Scorcher: Possibly the most dangerous unit in the game, these soldiers use a flamethrower to do damage which, despite having the shortest range, can hit multiple soldiers at once and is the fastest-firing weapon. Once a Scorcher is on top of another unit, it is very difficult to survive. Because of this capability, they make excellent flanking and escort units. Attack may randomly result in an "instant death" of an opposing combatant (reduced to a pile of ash and therefore cannot call a medic). If the Scorcher goes into water, his weapon will be temporarily disabled (indicated by bubbles being shot out instead of fire). He wears a pair of dark glasses.

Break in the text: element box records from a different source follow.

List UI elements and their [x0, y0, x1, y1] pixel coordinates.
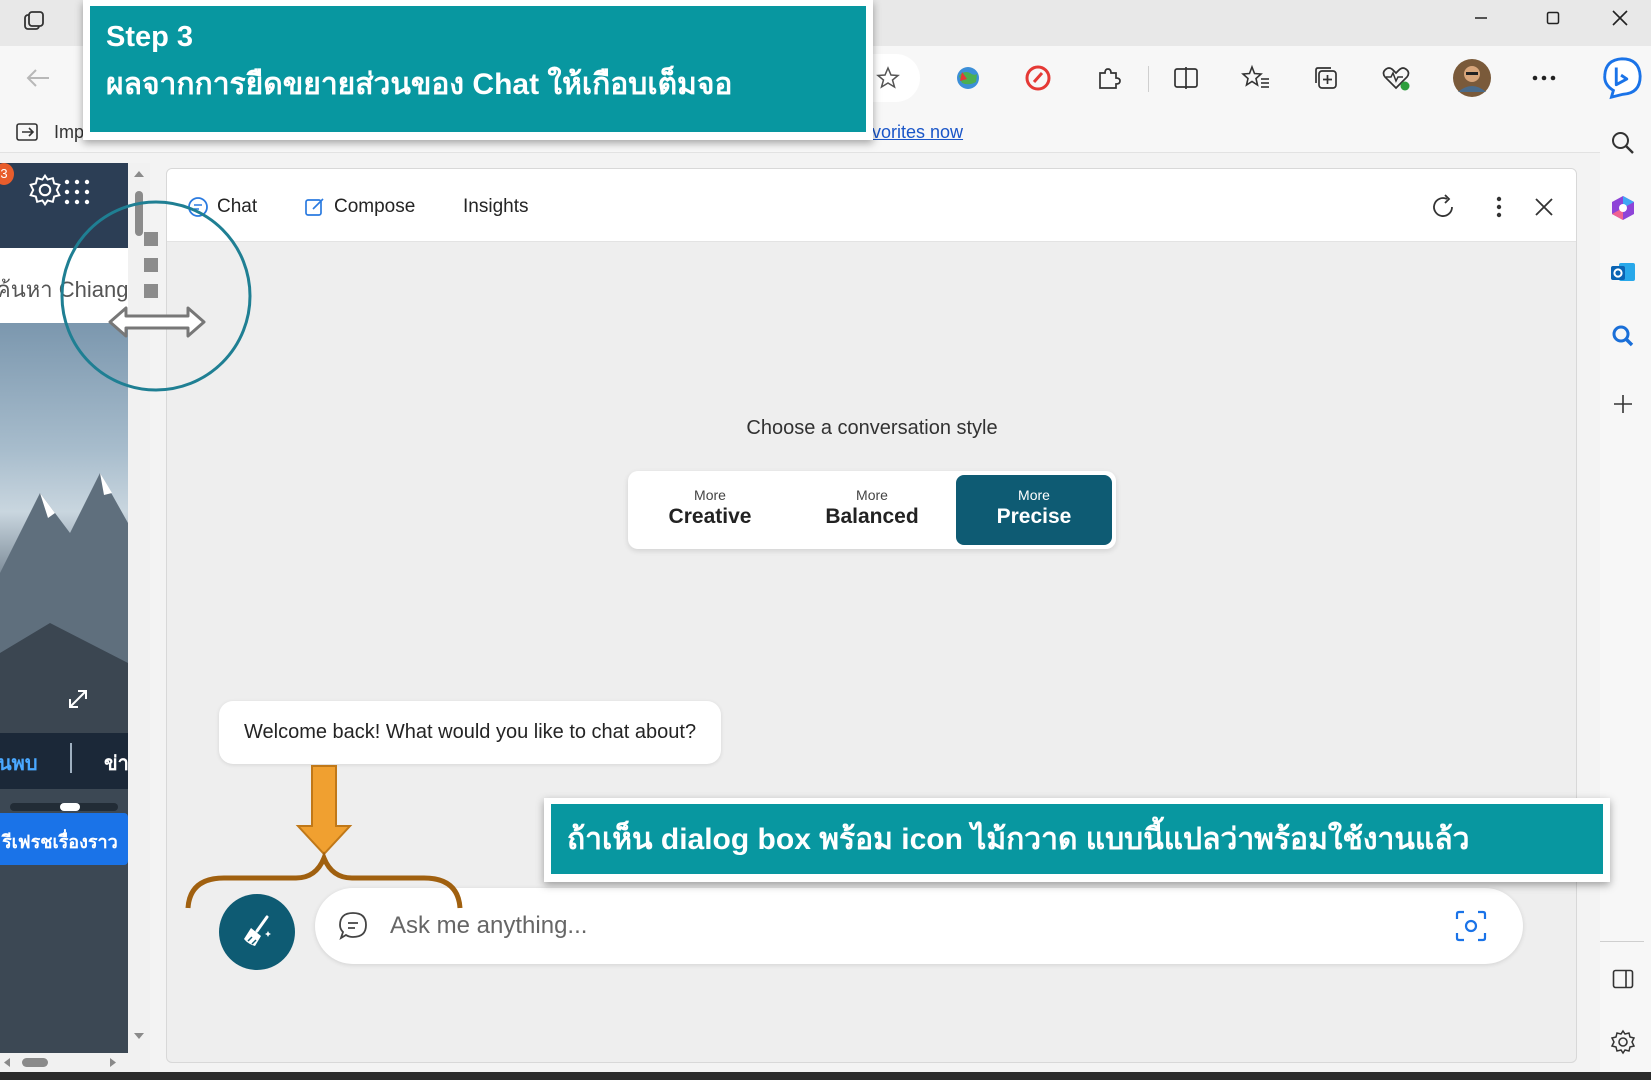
- conversation-style-label: Choose a conversation style: [746, 417, 998, 439]
- broom-icon: [244, 915, 271, 946]
- split-screen-icon: [1174, 67, 1198, 89]
- minimize-icon: [1475, 17, 1487, 19]
- page-scrollbar-horizontal[interactable]: [0, 1053, 150, 1072]
- refresh-stories-label: รีเฟรชเรื่องราว: [2, 832, 118, 852]
- tab-compose-label: Compose: [334, 196, 416, 217]
- visual-search-button[interactable]: [1451, 906, 1491, 946]
- close-icon: [1535, 198, 1553, 216]
- chat-bubble-icon: [335, 908, 371, 944]
- extension-globe-button[interactable]: [950, 60, 986, 96]
- star-icon: [876, 66, 900, 89]
- taskbar-edge: [0, 1072, 1651, 1080]
- close-icon: [1612, 10, 1628, 26]
- style-option-creative[interactable]: More Creative: [632, 475, 788, 545]
- page-nav-bar: นพบ ข่า: [0, 733, 128, 789]
- sidebar-copilot-button[interactable]: [1605, 190, 1641, 226]
- refresh-stories-button[interactable]: รีเฟรชเรื่องราว: [0, 813, 128, 865]
- zoom-search-icon: [1612, 325, 1634, 347]
- ask-input[interactable]: [390, 906, 1390, 946]
- ready-note-text: ถ้าเห็น dialog box พร้อม icon ไม้กวาด แบ…: [551, 804, 1603, 874]
- close-window-button[interactable]: [1590, 0, 1650, 36]
- page-nav-item-right[interactable]: ข่า: [104, 747, 128, 779]
- chat-panel: Chat Compose Insights Choose a conversat…: [166, 168, 1577, 1063]
- style-option-prefix: More: [694, 487, 726, 503]
- more-icon: [1532, 75, 1556, 81]
- split-screen-button[interactable]: [1168, 60, 1204, 96]
- blocker-button[interactable]: [1020, 60, 1056, 96]
- sidebar-divider: [1600, 941, 1644, 942]
- extension-globe-icon: [957, 67, 979, 89]
- welcome-message-bubble: Welcome back! What would you like to cha…: [219, 701, 722, 764]
- import-favorites-link[interactable]: vorites now: [872, 122, 963, 143]
- chat-more-button[interactable]: [1481, 189, 1517, 225]
- profile-button[interactable]: [1452, 58, 1492, 98]
- collections-button[interactable]: [1308, 60, 1344, 96]
- maximize-button[interactable]: [1518, 0, 1588, 36]
- annotation-arrow-brace: [184, 762, 464, 912]
- import-favorites-label[interactable]: Imp: [54, 122, 84, 143]
- tab-insights-label: Insights: [463, 196, 529, 217]
- tab-compose[interactable]: Compose: [304, 193, 415, 221]
- step-title: Step 3: [106, 21, 194, 53]
- refresh-icon: [1433, 194, 1453, 217]
- compose-icon: [305, 198, 324, 216]
- favorites-icon: [1241, 64, 1269, 88]
- ready-note-callout: ถ้าเห็น dialog box พร้อม icon ไม้กวาด แบ…: [544, 798, 1610, 882]
- blocker-icon: [1025, 65, 1051, 91]
- style-option-precise[interactable]: More Precise: [956, 475, 1112, 545]
- visual-search-icon: [1455, 910, 1487, 942]
- sidebar-search-button[interactable]: [1605, 125, 1641, 161]
- chat-close-button[interactable]: [1526, 189, 1562, 225]
- step-callout: Step 3 ผลจากการยืดขยายส่วนของ Chat ให้เก…: [83, 0, 873, 140]
- ask-input-box: [315, 888, 1523, 964]
- import-favorites-icon[interactable]: [14, 118, 42, 146]
- sidebar-outlook-button[interactable]: [1605, 254, 1641, 290]
- expand-icon[interactable]: [66, 687, 90, 711]
- sidebar-zoom-search-button[interactable]: [1605, 318, 1641, 354]
- bing-copilot-button[interactable]: [1600, 56, 1644, 100]
- maximize-icon: [1546, 11, 1560, 25]
- sidebar-layout-button[interactable]: [1605, 961, 1641, 997]
- copilot-icon: [1612, 196, 1634, 220]
- step-description: ผลจากการยืดขยายส่วนของ Chat ให้เกือบเต็ม…: [106, 67, 733, 101]
- tab-insights[interactable]: Insights: [463, 193, 528, 221]
- page-nav-item-left[interactable]: นพบ: [0, 747, 38, 779]
- nav-divider: [70, 743, 72, 773]
- conversation-style-picker: More Creative More Balanced More Precise: [628, 471, 1116, 549]
- toolbar-divider: [1148, 66, 1149, 92]
- tab-actions-icon[interactable]: [18, 8, 50, 36]
- resize-handle-highlight: [56, 200, 260, 394]
- style-option-name: Balanced: [825, 505, 919, 528]
- favorite-star-button[interactable]: [870, 60, 906, 96]
- health-icon: [1382, 67, 1410, 91]
- more-button[interactable]: [1526, 60, 1562, 96]
- favorites-button[interactable]: [1238, 60, 1274, 96]
- bing-icon: [1603, 57, 1642, 100]
- minimize-button[interactable]: [1446, 0, 1516, 36]
- style-option-prefix: More: [856, 487, 888, 503]
- style-option-prefix: More: [1018, 487, 1050, 503]
- profile-avatar: [1453, 59, 1491, 97]
- extensions-button[interactable]: [1090, 60, 1126, 96]
- style-option-name: Precise: [996, 505, 1072, 528]
- style-option-balanced[interactable]: More Balanced: [794, 475, 950, 545]
- back-button[interactable]: [20, 60, 56, 96]
- sidebar-settings-button[interactable]: [1605, 1024, 1641, 1060]
- outlook-icon: [1611, 263, 1635, 281]
- sidebar-add-button[interactable]: [1605, 386, 1641, 422]
- puzzle-icon: [1099, 68, 1121, 89]
- style-option-name: Creative: [668, 505, 752, 528]
- step-callout-body: Step 3 ผลจากการยืดขยายส่วนของ Chat ให้เก…: [90, 6, 866, 132]
- more-vertical-icon: [1496, 196, 1502, 218]
- chat-header: Chat Compose Insights: [167, 169, 1576, 242]
- back-arrow-icon: [26, 69, 49, 87]
- search-icon: [1612, 132, 1634, 154]
- collections-icon: [1315, 67, 1337, 89]
- browser-health-button[interactable]: [1378, 60, 1414, 96]
- add-icon: [1614, 395, 1632, 413]
- sidebar-layout-icon: [1612, 969, 1634, 989]
- settings-icon: [1610, 1029, 1636, 1055]
- carousel-dots: [10, 803, 118, 811]
- chat-refresh-button[interactable]: [1425, 189, 1461, 225]
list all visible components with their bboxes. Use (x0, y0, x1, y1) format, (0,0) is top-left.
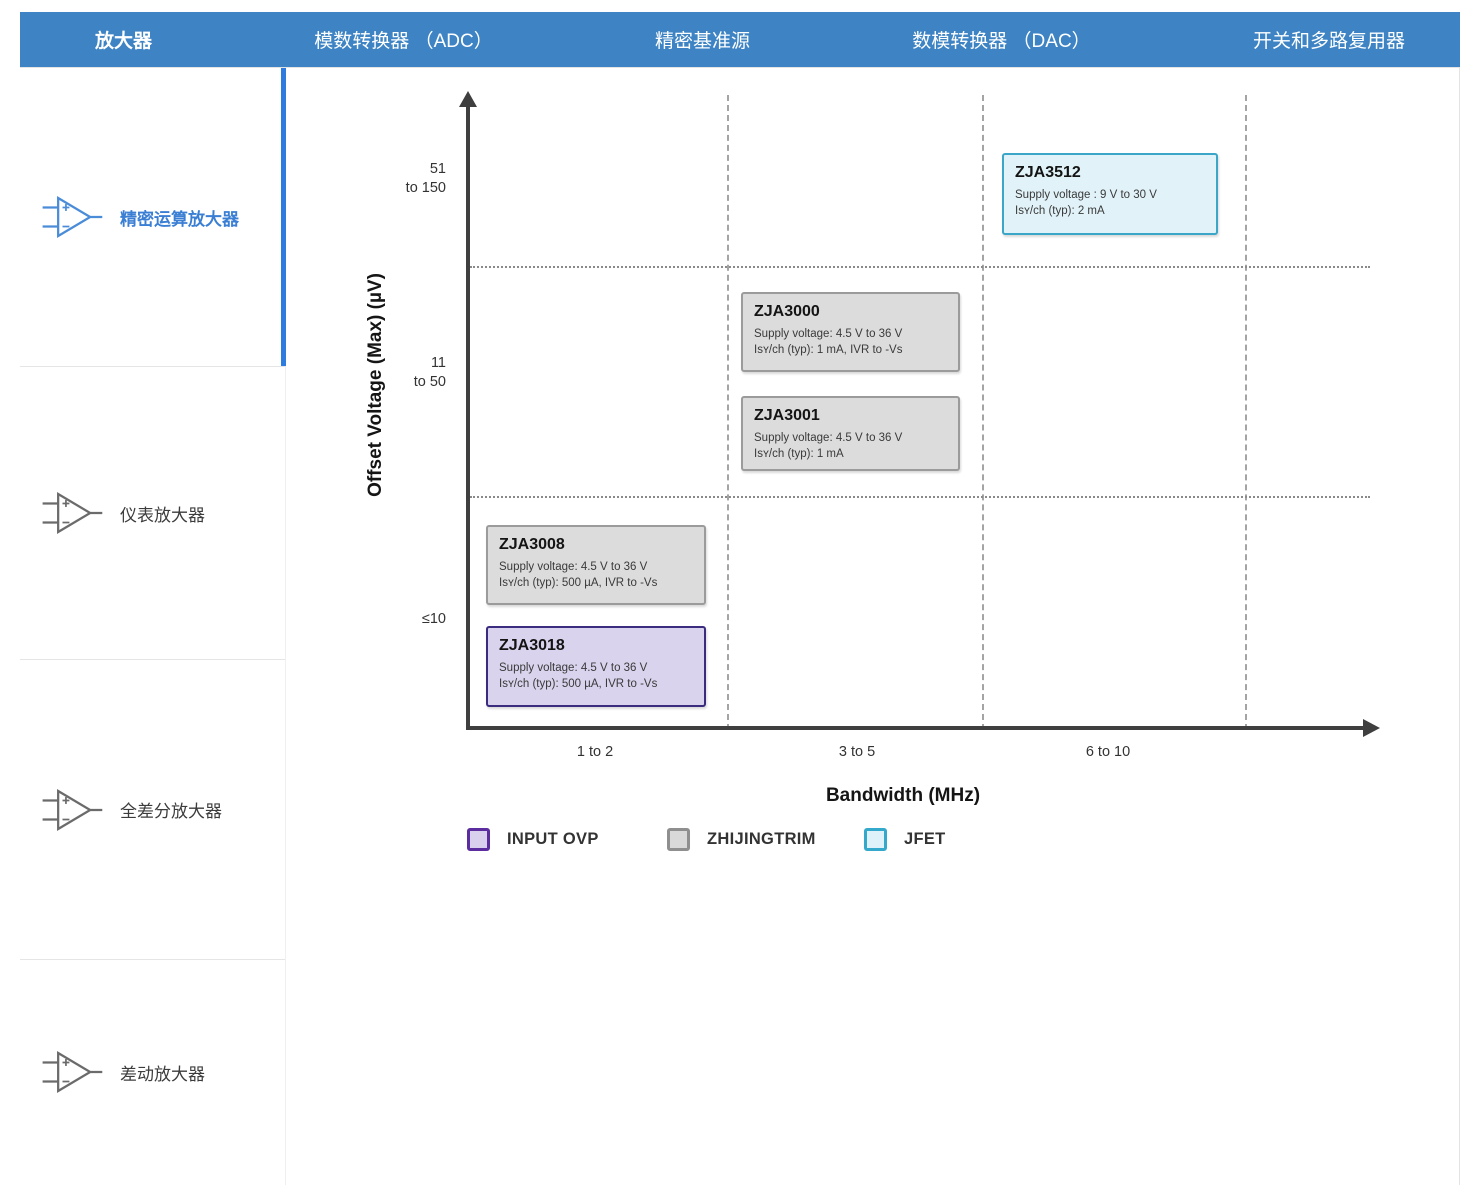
sidebar-item-label: 精密运算放大器 (120, 205, 239, 230)
x-axis-line (466, 726, 1364, 730)
sidebar-item-fully-differential-amp[interactable]: 全差分放大器 (20, 660, 285, 960)
opamp-icon (40, 487, 104, 539)
vertical-gridline (1245, 95, 1247, 730)
sidebar-item-label: 仪表放大器 (120, 501, 205, 526)
y-tick-51-150: 51 to 150 (340, 160, 446, 198)
y-axis-arrow-icon (459, 91, 477, 107)
y-axis-line (466, 106, 470, 728)
product-spec: Supply voltage : 9 V to 30 V (1015, 187, 1205, 203)
vertical-gridline (727, 95, 729, 730)
product-spec: Supply voltage: 4.5 V to 36 V (499, 559, 693, 575)
legend-label: ZHIJINGTRIM (707, 830, 816, 849)
product-spec: Supply voltage: 4.5 V to 36 V (754, 326, 947, 342)
x-tick-3-5: 3 to 5 (802, 744, 912, 760)
jfet-swatch-icon (864, 828, 887, 851)
nav-item-adc[interactable]: 模数转换器 （ADC） (314, 26, 492, 53)
product-spec: Isʏ/ch (typ): 1 mA (754, 446, 947, 462)
nav-item-dac[interactable]: 数模转换器 （DAC） (912, 26, 1090, 53)
sidebar-item-difference-amp[interactable]: 差动放大器 (20, 960, 285, 1184)
product-card-zja3000[interactable]: ZJA3000 Supply voltage: 4.5 V to 36 V Is… (741, 292, 960, 372)
nav-item-amplifiers[interactable]: 放大器 (95, 26, 152, 53)
x-axis-title: Bandwidth (MHz) (703, 785, 1103, 807)
nav-item-voltage-reference[interactable]: 精密基准源 (655, 26, 750, 53)
product-spec: Supply voltage: 4.5 V to 36 V (754, 430, 947, 446)
product-card-zja3512[interactable]: ZJA3512 Supply voltage : 9 V to 30 V Isʏ… (1002, 153, 1218, 235)
y-tick-le-10: ≤10 (340, 610, 446, 629)
product-name: ZJA3000 (754, 303, 947, 321)
x-tick-1-2: 1 to 2 (540, 744, 650, 760)
opamp-icon (40, 1046, 104, 1098)
product-selector-page: 放大器 模数转换器 （ADC） 精密基准源 数模转换器 （DAC） 开关和多路复… (0, 0, 1480, 1185)
opamp-icon (40, 191, 104, 243)
product-spec: Isʏ/ch (typ): 1 mA, IVR to -Vs (754, 342, 947, 358)
y-axis-title: Offset Voltage (Max) (µV) (365, 273, 387, 497)
product-spec: Isʏ/ch (typ): 500 µA, IVR to -Vs (499, 575, 693, 591)
sidebar-item-label: 差动放大器 (120, 1060, 205, 1085)
product-card-zja3008[interactable]: ZJA3008 Supply voltage: 4.5 V to 36 V Is… (486, 525, 706, 605)
legend-label: INPUT OVP (507, 830, 599, 849)
y-tick-11-50: 11 to 50 (340, 354, 446, 392)
sidebar-item-instrumentation-amp[interactable]: 仪表放大器 (20, 367, 285, 660)
x-axis-arrow-icon (1363, 719, 1380, 737)
horizontal-gridline (470, 496, 1370, 498)
input-ovp-swatch-icon (467, 828, 490, 851)
legend-item-zhijingtrim: ZHIJINGTRIM (667, 828, 816, 851)
opamp-icon (40, 784, 104, 836)
zhijingtrim-swatch-icon (667, 828, 690, 851)
product-name: ZJA3018 (499, 637, 693, 655)
product-spec: Supply voltage: 4.5 V to 36 V (499, 660, 693, 676)
product-card-zja3001[interactable]: ZJA3001 Supply voltage: 4.5 V to 36 V Is… (741, 396, 960, 471)
product-card-zja3018[interactable]: ZJA3018 Supply voltage: 4.5 V to 36 V Is… (486, 626, 706, 707)
legend-item-jfet: JFET (864, 828, 946, 851)
horizontal-gridline (470, 266, 1370, 268)
legend-label: JFET (904, 830, 946, 849)
sidebar-item-label: 全差分放大器 (120, 797, 222, 822)
product-spec: Isʏ/ch (typ): 500 µA, IVR to -Vs (499, 676, 693, 692)
legend-item-input-ovp: INPUT OVP (467, 828, 599, 851)
amplifier-category-sidebar: 精密运算放大器 仪表放大器 全差分放大器 差动放大器 (20, 68, 286, 1185)
top-nav: 放大器 模数转换器 （ADC） 精密基准源 数模转换器 （DAC） 开关和多路复… (20, 12, 1460, 67)
product-name: ZJA3001 (754, 407, 947, 425)
x-tick-6-10: 6 to 10 (1053, 744, 1163, 760)
nav-item-switches-mux[interactable]: 开关和多路复用器 (1253, 26, 1405, 53)
product-name: ZJA3512 (1015, 164, 1205, 182)
product-spec: Isʏ/ch (typ): 2 mA (1015, 203, 1205, 219)
product-name: ZJA3008 (499, 536, 693, 554)
sidebar-item-precision-opamp[interactable]: 精密运算放大器 (20, 68, 285, 367)
vertical-gridline (982, 95, 984, 730)
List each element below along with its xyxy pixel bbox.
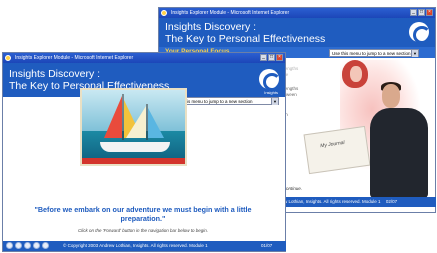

Blaster: The Blaster is similar to the Chucker. Instead of using grenades, he throws a bunch of dynamite sticks which goes over cover and inflicts heavy damage within a small area. However, he has an extremely slow rate of fire and the second shortest attack range, limiting his tactical effectiveness. Attack may randomly result in an "instant death" of an opposing combatant (reduced to a skeleton and therefore can't call a medic). Can destroy bonus objective targets. This character wears an eye patch and beard and his smile lacks some teeth.

== Reception ==

General Chaos received generally positive reviews. Electronic Gaming Monthly gave the game an 8 out of 10, calling it "the ultimate one-on-one "fighting" game!" They praised the humor, wealth of options, and four-player mode. GamePro likewise praised the humor and the four-player mode, as well as the enemy AI, and summarized that "General Chaos combines brain-squeezing battlefield strategy, challenging squad tactics, and real-time button-pressing combat with humorous cartoon graphics." In 2017, GamesRadar listed the game 48th on their "Best Sega Genesis/Mega Drive games of all time."

Review scores
| Publication | Score |
|---|---|
| Electronic Gaming Monthly | 8/10 |
| VideoGames & Computer Entertainment | 8/10 |

==Legacy==
On September 6, 2013 Brian F. Colin started a Kickstarter campaign in order to fund a sequel. The campaign fell more than $100,000 short of its goal.